One idea I found crazy enough to work. And since we queers have a history of being social trailblazers, I propose that we get underway to being able to implement this crazy idea for our commitment ceremonies and weddings.

Instead of sticking with the traditional bridal registry, M.K. Dunleavey proposes the idea of creating a debt registry. This way, you’re helping the young couple pay off student loans and credit card bills instead of giving them stuff they already have or don’t really need.

Already one friend argued with me saying, “That’s why cash is given at weddings!” Sure, a young couple may use that cash to pay off debt, but who knows what debt? Maybe it’s going to help pay off the caterers, the florists and all the other unsettled wedding expenses. But that’s no fun. That just reminds you of how the expensive the wedding was already.
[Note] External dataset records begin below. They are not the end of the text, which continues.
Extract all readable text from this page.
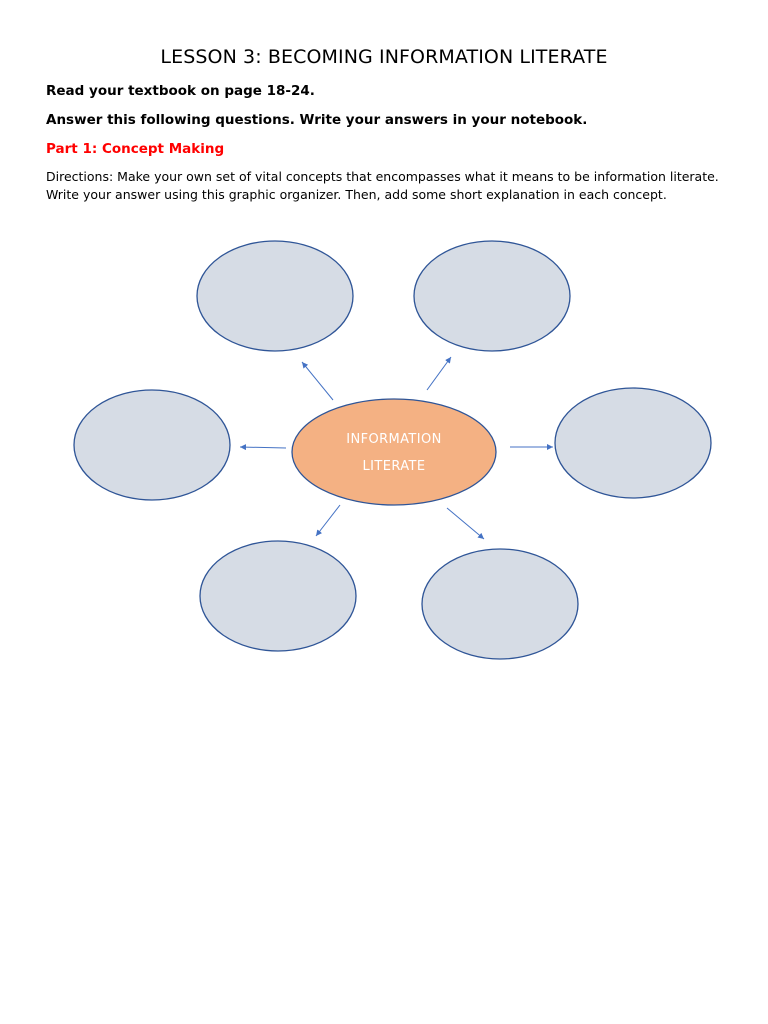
LESSON 3: BECOMING INFORMATION LITERATE

Read your textbook on page 18-24.

Answer this following questions. Write your answers in your notebook.

Part 1: Concept Making

Directions: Make your own set of vital concepts that encompasses what it means to be information literate. Write your answer using this graphic organizer. Then, add some short explanation in each concept.
INFORMATION
LITERATE
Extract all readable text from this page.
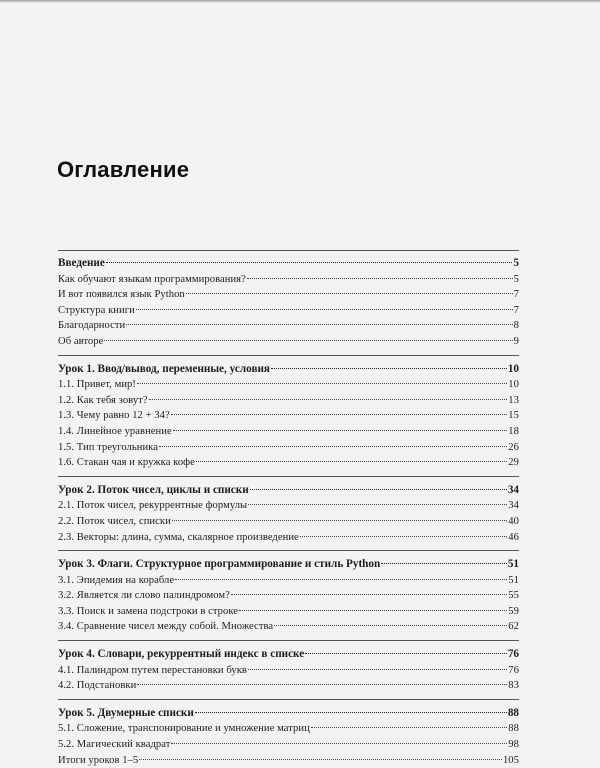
Оглавление
Введение	5
Как обучают языкам программирования?	5
И вот появился язык Python	7
Структура книги	7
Благодарности	8
Об авторе	9
Урок 1. Ввод/вывод, переменные, условия	10
1.1. Привет, мир!	10
1.2. Как тебя зовут?	13
1.3. Чему равно 12 + 34?	15
1.4. Линейное уравнение	18
1.5. Тип треугольника	26
1.6. Стакан чая и кружка кофе	29
Урок 2. Поток чисел, циклы и списки	34
2.1. Поток чисел, рекуррентные формулы	34
2.2. Поток чисел, списки	40
2.3. Векторы: длина, сумма, скалярное произведение	46
Урок 3. Флаги. Структурное программирование и стиль Python	51
3.1. Эпидемия на корабле	51
3.2. Является ли слово палиндромом?	55
3.3. Поиск и замена подстроки в строке	59
3.4. Сравнение чисел между собой. Множества	62
Урок 4. Словари, рекуррентный индекс в списке	76
4.1. Палиндром путем перестановки букв	76
4.2. Подстановки	83
Урок 5. Двумерные списки	88
5.1. Сложение, транспонирование и умножение матриц	88
5.2. Магический квадрат	98
Итоги уроков 1–5	105
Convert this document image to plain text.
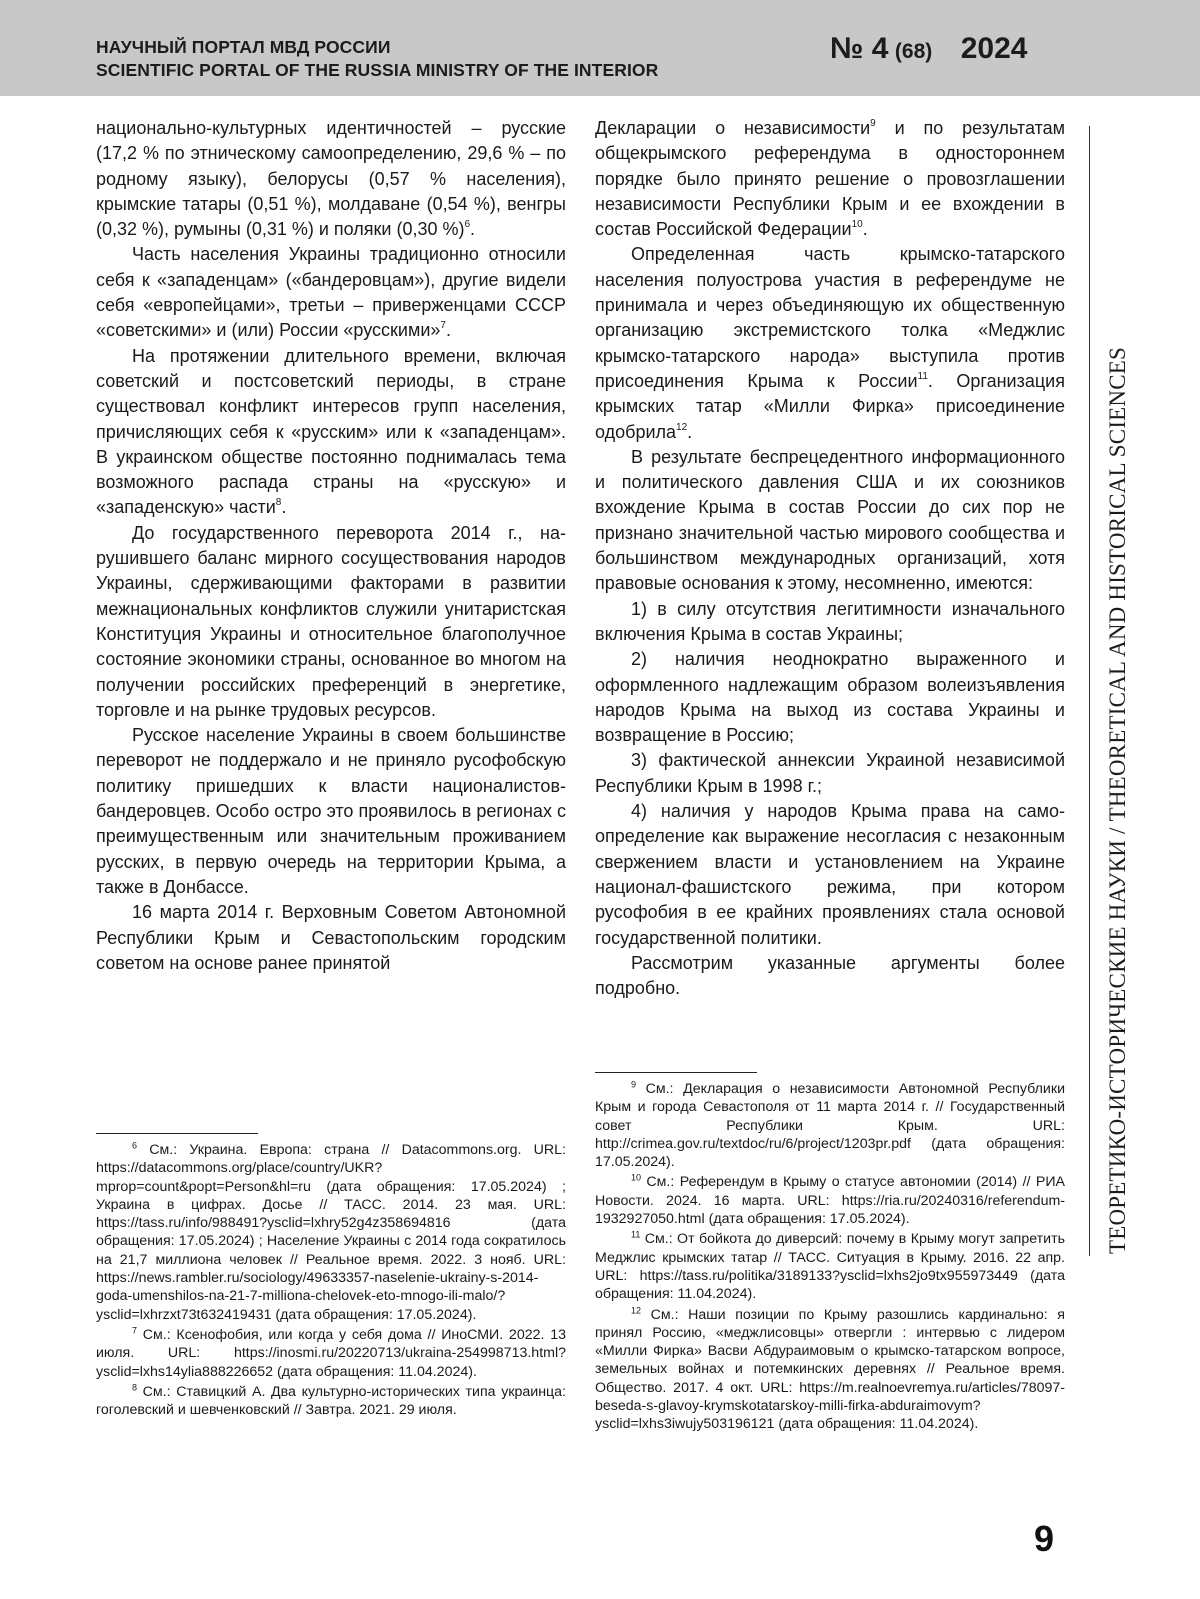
НАУЧНЫЙ ПОРТАЛ МВД РОССИИ
SCIENTIFIC PORTAL OF THE RUSSIA MINISTRY OF THE INTERIOR
№ 4 (68) 2024

национально-культурных идентичностей – русские (17,2 % по этническому самоопределению, 29,6 % – по родному языку), белорусы (0,57 % населения), крымские татары (0,51 %), молдаване (0,54 %), венгры (0,32 %), румыны (0,31 %) и поляки (0,30 %)$^6$.

Часть населения Украины традиционно относили себя к «западенцам» («бандеровцам»), другие видели себя «европейцами», третьи – приверженцами СССР «советскими» и (или) России «русскими»$^7$.

На протяжении длительного времени, включая советский и постсоветский периоды, в стране существовал конфликт интересов групп населения, причисляющих себя к «русским» или к «западенцам». В украинском обществе постоянно поднималась тема возможного распада страны на «русскую» и «западенскую» части$^8$.

До государственного переворота 2014 г., нарушившего баланс мирного сосуществования народов Украины, сдерживающими факторами в развитии межнациональных конфликтов служили унитаристская Конституция Украины и относительное благополучное состояние экономики страны, основанное во многом на получении российских преференций в энергетике, торговле и на рынке трудовых ресурсов.

Русское население Украины в своем большинстве переворот не поддержало и не приняло русофобскую политику пришедших к власти националистов-бандеровцев. Особо остро это проявилось в регионах с преимущественным или значительным проживанием русских, в первую очередь на территории Крыма, а также в Донбассе.

16 марта 2014 г. Верховным Советом Автономной Республики Крым и Севастопольским городским советом на основе ранее принятой

Декларации о независимости$^9$ и по результатам общекрымского референдума в одностороннем порядке было принято решение о провозглашении независимости Республики Крым и ее вхождении в состав Российской Федерации$^{10}$.

Определенная часть крымско-татарского населения полуострова участия в референдуме не принимала и через объединяющую их общественную организацию экстремистского толка «Меджлис крымско-татарского народа» выступила против присоединения Крыма к России$^{11}$. Организация крымских татар «Милли Фирка» присоединение одобрила$^{12}$.

В результате беспрецедентного информационного и политического давления США и их союзников вхождение Крыма в состав России до сих пор не признано значительной частью мирового сообщества и большинством международных организаций, хотя правовые основания к этому, несомненно, имеются:

1) в силу отсутствия легитимности изначального включения Крыма в состав Украины;

2) наличия неоднократно выраженного и оформленного надлежащим образом волеизъявления народов Крыма на выход из состава Украины и возвращение в Россию;

3) фактической аннексии Украиной независимой Республики Крым в 1998 г.;

4) наличия у народов Крыма права на самоопределение как выражение несогласия с незаконным свержением власти и установлением на Украине национал-фашистского режима, при котором русофобия в ее крайних проявлениях стала основой государственной политики.

Рассмотрим указанные аргументы более подробно.

$^6$ См.: Украина. Европа: страна // Datacommons.org. URL: https://datacommons.org/place/country/UKR?mprop=count&popt=Person&hl=ru (дата обращения: 17.05.2024) ; Украина в цифрах. Досье // ТАСС. 2014. 23 мая. URL: https://tass.ru/info/988491?ysclid=lxhry52g4z358694816 (дата обращения: 17.05.2024) ; Население Украины с 2014 года сократилось на 21,7 миллиона человек // Реальное время. 2022. 3 нояб. URL: https://news.rambler.ru/sociology/49633357-naselenie-ukrainy-s-2014-goda-umenshilos-na-21-7-milliona-chelovek-eto-mnogo-ili-malo/?ysclid=lxhrzxt73t632419431 (дата обращения: 17.05.2024).

$^7$ См.: Ксенофобия, или когда у себя дома // ИноСМИ. 2022. 13 июля. URL: https://inosmi.ru/20220713/ukraina-254998713.html?ysclid=lxhs14ylia888226652 (дата обращения: 11.04.2024).

$^8$ См.: Ставицкий А. Два культурно-исторических типа украинца: гоголевский и шевченковский // Завтра. 2021. 29 июля.

$^9$ См.: Декларация о независимости Автономной Республики Крым и города Севастополя от 11 марта 2014 г. // Государственный совет Республики Крым. URL: http://crimea.gov.ru/textdoc/ru/6/project/1203pr.pdf (дата обращения: 17.05.2024).

$^{10}$ См.: Референдум в Крыму о статусе автономии (2014) // РИА Новости. 2024. 16 марта. URL: https://ria.ru/20240316/referendum-1932927050.html (дата обращения: 17.05.2024).

$^{11}$ См.: От бойкота до диверсий: почему в Крыму могут запретить Меджлис крымских татар // ТАСС. Ситуация в Крыму. 2016. 22 апр. URL: https://tass.ru/politika/3189133?ysclid=lxhs2jo9tx955973449 (дата обращения: 11.04.2024).

$^{12}$ См.: Наши позиции по Крыму разошлись кардинально: я принял Россию, «меджлисовцы» отвергли : интервью с лидером «Милли Фирка» Васви Абдураимовым о крымско-татарском вопросе, земельных войнах и потемкинских деревнях // Реальное время. Общество. 2017. 4 окт. URL: https://m.realnoevremya.ru/articles/78097-beseda-s-glavoy-krymskotatarskoy-milli-firka-abduraimovym?ysclid=lxhs3iwujy503196121 (дата обращения: 11.04.2024).

ТЕОРЕТИКО-ИСТОРИЧЕСКИЕ НАУКИ / THEORETICAL AND HISTORICAL SCIENCES
9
The danger with cash is that maybe the young bride and bride or groom and groom will get too tipsy and start tipping everybody in their line of vision. I could see myself and Zac getting into that predicament the way we drink on big occasions.

And sure, you could always write the couple a check. But waiting in line at the bank to deposit a check is not romantic. Way to kill a honeymoon!

Maybe Dunleavey is taking a shot at the redundancy in some financial services, but that’s what makes capitalism great. If there’s an unsatisfied need, then there’s a market for it. For any ambitious entrepreneur out there looking for a sure-bet business idea, I encourage you to create a debt registry for commitment ceremonies and weddings for the queer community. Find some way to consolidate and streamline the whole process of getting a couple’s debts paid, add some pretty wedding-like packaging, and I can guarantee you will have at least two customers ready to send you business when it’s time to tie the knot.

The whole point of my rebuttal to / support of Dunleavey is, having your beloved friends and family help pay down your debt as you embark on a lifetime journey with your partner sounds like a beautiful and wonderful idea, even through something as zany as a debt registry. I’d much rather see my Department of Education balance say $0 than serve cheese puffs and Swedish meat balls on a sterling silver tray with my last name (most likely) misspelled in the engraving.

Of course, I would never propose the idea of getting married to settle one’s debts. Our community already has enough trouble having the validity of our unions recognized. But, I am completely serious about this idea of helping a young married couple pay down their debt. Weddings are terribly expensive for the couple and their families who (may possibly) help with the expenses. It is a special day to share with anyone who means anything to you, and thus the cost of a wedding is a necessary expense from the heart. The expense however could be softened by having friends and family help with debts that would be neglected by the couple or pushed to the back burner to pay for the wedding.

Until the day comes when there’s a debt registry, consider your wedding gift for your friend or relative to be a payment towards their Mastercard of Visa account(s). There’s no doubt you’ll be the next best friend of the newlyweds.